If any signal crosses its threshold during the monitoring window, we auto-rollback via slot swap. The rollback is triggered by an Azure Monitor alert rule that calls a webhook, which in turn runs the slot swap command. Total time from detection to rollback: under 60 seconds.

Our health check endpoint (/api/health) validates more than just "the server is running." It checks:

Database connectivity (a lightweight SELECT 1 query)
Redis connectivity
External API reachability (Azure Speech Services, OpenAI)
Disk space and memory (basic thresholds)

If any check fails, the endpoint returns a 503. The deployment slot health probe calls this endpoint, and a failing probe blocks the slot swap from proceeding.

Alert routing: critical alerts (error rate spike, health check failure) go to PagerDuty. Warning alerts (latency increase, elevated queue depth) go to a Slack channel.
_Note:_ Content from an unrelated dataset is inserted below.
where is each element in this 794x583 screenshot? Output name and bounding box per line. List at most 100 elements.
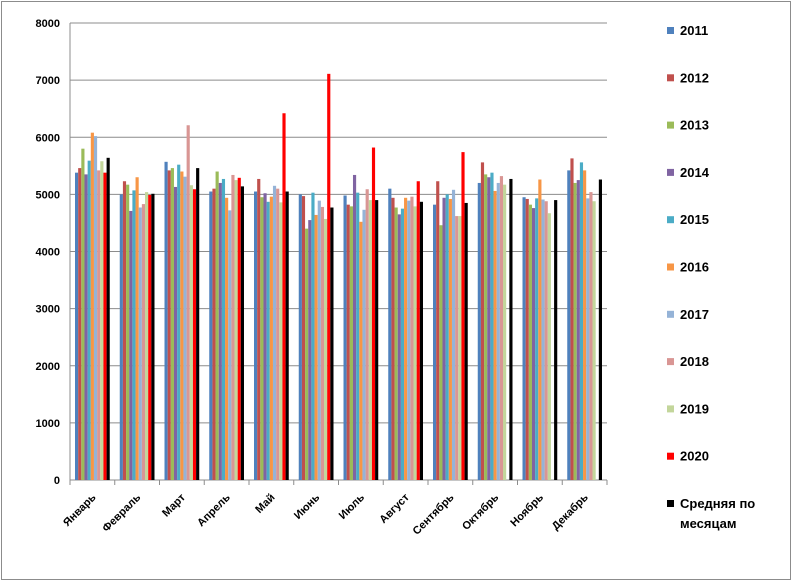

Informational notifications (deploy started, deploy completed, slot swapped) go to the deploy channel.

Canary Deployments for High-Risk Changes

For changes that touch the database schema, AI model configuration, or core interview flow, we use a weighted traffic split instead of an all-or-nothing slot swap:

Route 10% of traffic to the new version for 1 hour
If signals are healthy, increase to 50% for 30 minutes
If still healthy, route 100% (full swap)

Azure App Service supports traffic routing between slots natively:

az webapp traffic-routing set \
  --resource-group hyrecruit-rg \
  --name hyrecruit-prod \
  --distribution pre-production=10

The canary saved us once. A Drizzle ORM minor version update changed query generation behavior for a specific left join pattern. The 10% canary showed a 3x increase in query duration for dashboard page loads. We caught it within 20 minutes and reverted the canary before 90% of users were ever exposed.

What We Learned

After eight months of running this pipeline, three things stand out:

Deployment slots are underrated. The ability to swap and swap back in seconds has saved us multiple times.
Environment parity matters. Our staging database uses the same PostgreSQL version and extensions as production. No surprises.
Fast feedback loops change behavior. When deploys take 3 minutes instead of 30, engineers deploy smaller changes more frequently, which means fewer incidents.

The total setup took us about a week. The time saved since then is immeasurable. If you are building on Azure, deployment slots plus GitHub Actions is a combination that punches well above its weight.